Unilever invests in digital hubs as it unlearns ‘the old ways of doing marketing’

The FMCG giant is investing two- thirds of the £1.75bn it plans to save through efficiency programmes into marketing and improving its digital teams.


Unilever is forgetting the “the old ways of marketing” as it invests in digital hubs and hiring new talent.

The FMCG giant is investing two-thirds of the £1.75bn it plans to save through efficiency programmes into marketing and digital, while the other third “to trickle down to the bottom line”, according to new CEO Alan Jope.

Speaking on an investor call today (31 January) Jope explained that a key priority for Unilever is improving its digital capabilities as more than 35% of the company’s media spend is on digital channels.

He explained: “It turns out that when you’re shifting directly and aggressively into digital, the constraint is not money in the BMI [brand and marketing investment] line, it’s people to run the digital campaigns.”

To combat this the business is aggressively hiring people for digital hubs to “build around the company”. In order to “manage the content-driven, highly-targeted, data-led campaigns” it needs “new people with new skills”.

In its first set of results since Jope became CEO of Unilever at the start of the year, he said the company now creates “content rather than advertising” while praising its personalised ads.

“Our old mass market model of driving consumer goods with mass brands sold in mass channels through mass distributions, systems and mass media is really being complemented by a very different type of marketing where we put purpose centre of our brands,” he says.

Unilever’s sales were lower-than-expected in the fourth quarter, as both economic and political uncertainty hit volume growth in developed market.

Unilever’s underlying sales were up 2.9%, behind analyst expectations of 3.5%. Turnover hit €49.6bn, with full-year sales growth likely to be at the bottom of its 3% to 5% forecast range, with the FMCG giant forecasting that market conditions will “remain challenging” through 2019.

Homecare was a highlight, with sales up 4.5%, while beauty and personal care saw underlying sales grow 3.1%, 2.5% of which was accounted for from volume growth.
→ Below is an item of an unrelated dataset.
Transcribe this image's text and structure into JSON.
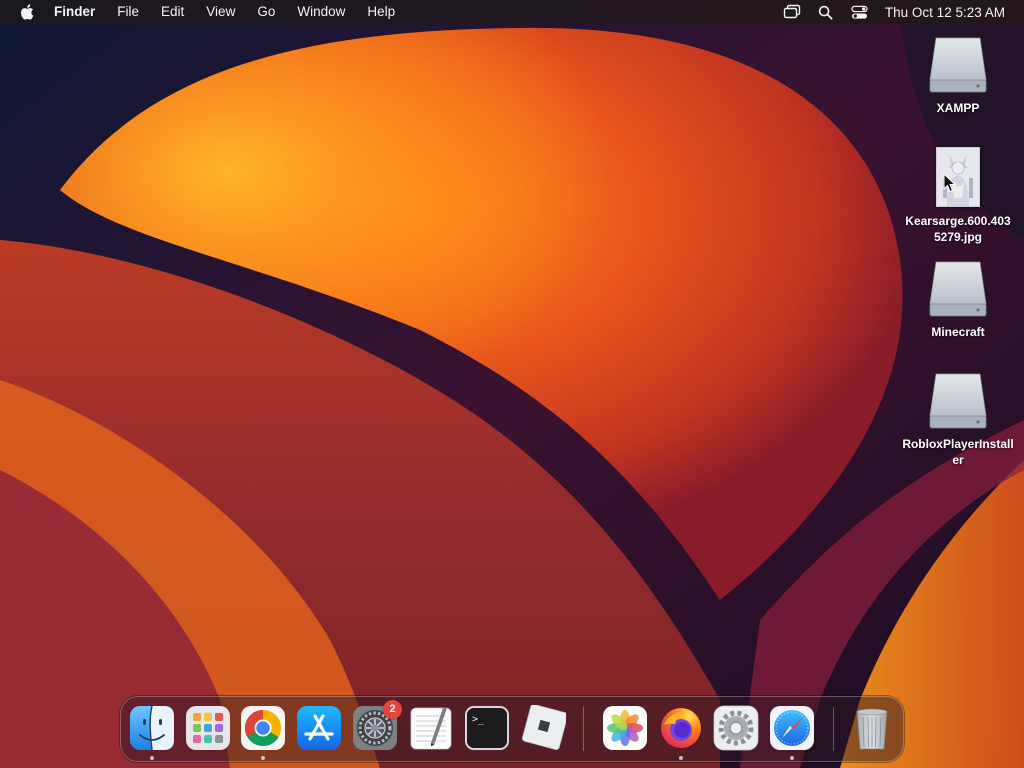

Food and refreshment (excluding spreads) was up 2.5%, with 1.6% volume helped by strong ice cream sales.

Jope added that the company was streamlining it supply chain and “adding back heads in the marketing space”.

However, he was quick to point out that the new sets of priorities were not set in stone. He said: “If we think for one second that our brands are being under-supported and that our BMI is insufficient, then we will react and we will prioritise growth and sufficiency of brand investment ahead of the bottom line. We just don’t think that’s necessary right at the moment.”

He concluded: “I’m calling out quality growth as our overall priority because it’s going to stimulate the business to put the attention on those changed areas that are so important in this madcap dynamic world that we’re doing business in.”